USA has been mired in the middle east. Few Lobbies drive our foreign policies. Israel drives our policies in middle east and China is using this weakness inside Capital Hill to drive their economic agenda.
Our presidents have to wake up and devise plans for safeguarding future of the next generation. Certain things go by party lines, e.g., immigration, gay rights, appointment of justices, etc. But foreign policies should be followed across party lines, no matter who is the President. Else our adversaries will continue to take advantage of us and weaken the country.
If I were to run the country for a day, I will make friends with Russia; peace with Iran, invest in Mexico, Central and South America for low cost manufacturing; a $100B fund to invest in semiconductor manufacturing on US soil and in India; boost production of solar energy at points of usage so as to reduce reliance on middle east oil; get more involved in climate change; modernize Navy for a stronger footprint in far east waters where China has built submarine hideouts in tiny islands; reform justice systems to heavily shut down jails and use modern technologies to track prisoners and use the funds thus saved on vocational schools; fund schools independent of their zip codes; create and fund a private-public-partnership to being manufacturing back to US soil; let Japan build its own military including armaments as an ally; forge stronger ties with India for both technology and defense; seriously revisit WTO membership in favor of bi- or multi-lateral regional trade agreements.
I will involve the Vice President help manage the domestic agenda. Delegation of duties opens up bottlenecks.
Relations with China will remain troublesome no matter who runs that country. Their goals are published with clarity. In 2008, a PLA general shows up at a private media conference in Beijing on educational games where I happened to be a mentor and says in his closing remarks that Chinese entrepreneurs should partner with silicon valley firms for technology and with Hollywood for animation to create educational games to train the solders for combat readiness.

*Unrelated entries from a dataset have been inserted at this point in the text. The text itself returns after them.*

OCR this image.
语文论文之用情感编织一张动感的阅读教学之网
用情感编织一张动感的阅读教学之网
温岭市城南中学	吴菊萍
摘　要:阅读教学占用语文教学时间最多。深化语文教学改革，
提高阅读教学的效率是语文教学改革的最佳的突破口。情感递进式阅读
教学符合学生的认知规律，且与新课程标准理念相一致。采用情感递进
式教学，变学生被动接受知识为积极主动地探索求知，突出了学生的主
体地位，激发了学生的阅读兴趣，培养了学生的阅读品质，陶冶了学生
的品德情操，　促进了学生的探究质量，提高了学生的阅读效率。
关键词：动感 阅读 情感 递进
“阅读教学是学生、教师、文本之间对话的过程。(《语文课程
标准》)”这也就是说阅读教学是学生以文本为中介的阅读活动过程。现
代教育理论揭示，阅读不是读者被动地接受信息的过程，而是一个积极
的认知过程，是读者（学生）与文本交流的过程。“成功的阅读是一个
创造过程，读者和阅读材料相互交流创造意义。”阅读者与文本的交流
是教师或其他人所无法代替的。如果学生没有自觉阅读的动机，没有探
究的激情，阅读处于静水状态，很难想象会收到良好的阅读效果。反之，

USA uses the ill-conceived notion of embargo to punish its so-called enemies. But that only comes back to bite us. It hurts citizens of a country and not its regime. Iran is a case in example.
Lt Col Sushil Kumar Paul
I wonder how much of the stated facts about China is to be trusted. They have built their image and also economic strength based on lies, false propaganda, steeling technical know how and the blood of many common Chinese folks. Even their data on Corona virus casualties are not to be trusted. They ( the Chinese leadership) are a friend of no one . They have bee acting like the old hated and feared ‘money lender’ to small nations starving for monetary help mostly because of their own corrupt leadership. They have trapped in un-payable loans and attached part of their land pretending to develop it thereby increasing the burden of loan to them and spreading their own military influence. Their method of becoming materially affluent is fraught with inhuman ways No wonder they are getting along so well with the Talibans.

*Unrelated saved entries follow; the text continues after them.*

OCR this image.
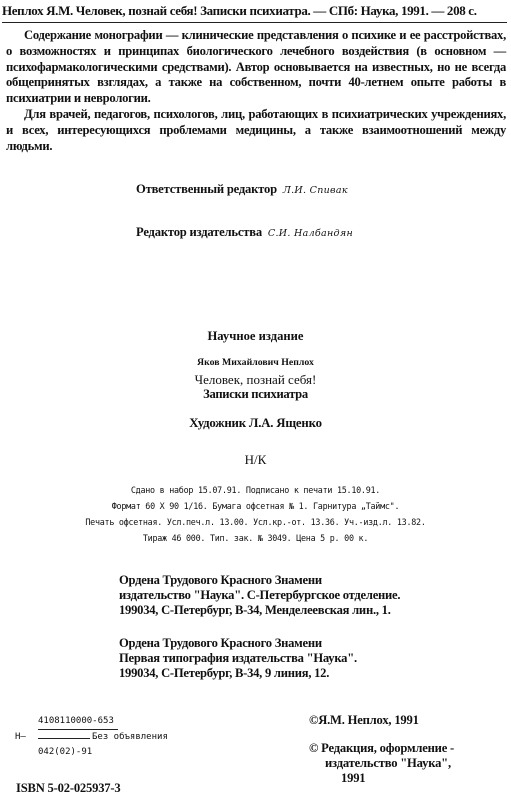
Неплох Я.М. Человек, познай себя! Записки психиатра. — СПб: Наука, 1991. — 208 с.

Содержание монографии — клинические представления о психике и ее расстройствах, о возможностях и принципах биологического лечебного воздействия (в основном — психофармакологическими средствами). Автор основывается на известных, но не всегда общепринятых взглядах, а также на собственном, почти 40-летнем опыте работы в психиатрии и неврологии.

Для врачей, педагогов, психологов, лиц, работающих в психиатрических учреждениях, и всех, интересующихся проблемами медицины, а также взаимоотношений между людьми.

Ответственный редактор Л.И. Спивак
Редактор издательства С.И. Налбандян
Научное издание
Яков Михайлович Неплох
Человек, познай себя!
Записки психиатра
Художник Л.А. Ященко
Н/К
Сдано в набор 15.07.91. Подписано к печати 15.10.91.
Формат 60 X 90 1/16. Бумага офсетная № 1. Гарнитура „Таймс".
Печать офсетная. Усл.печ.л. 13.00. Усл.кр.-от. 13.36. Уч.-изд.л. 13.82.
Тираж 46 000. Тип. зак. № 3049. Цена 5 р. 00 к.
Ордена Трудового Красного Знамени
издательство "Наука". С-Петербургское отделение.
199034, С-Петербург, В-34, Менделеевская лин., 1.
Ордена Трудового Красного Знамени
Первая типография издательства "Наука".
199034, С-Петербург, В-34, 9 линия, 12.
4108110000-653
Н—	Без объявления
042(02)-91
©Я.М. Неплох, 1991
© Редакция, оформление -
издательство "Наука",
1991
ISBN 5-02-025937-3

People who write these generalisation would be on the roads if even an iota of their freedoms were under threat never mind living in a surveillance state. These are two different systems which are not even parallel. Of course the world should not have to choose but it has to. Not a squeak from the author aboutTibet or Xinjiang or having your windows welded by the state during lockdown by the Chinese platitudes. Take your call on which one you would like to choose . Mouthing utopian platitudes has got us nowhere
This is not an analysis. This just a bunch of few observations with oversimplified comments over those observations without bothering about the real “deep dive”. Again allmost all of these observations are known to almost everyone.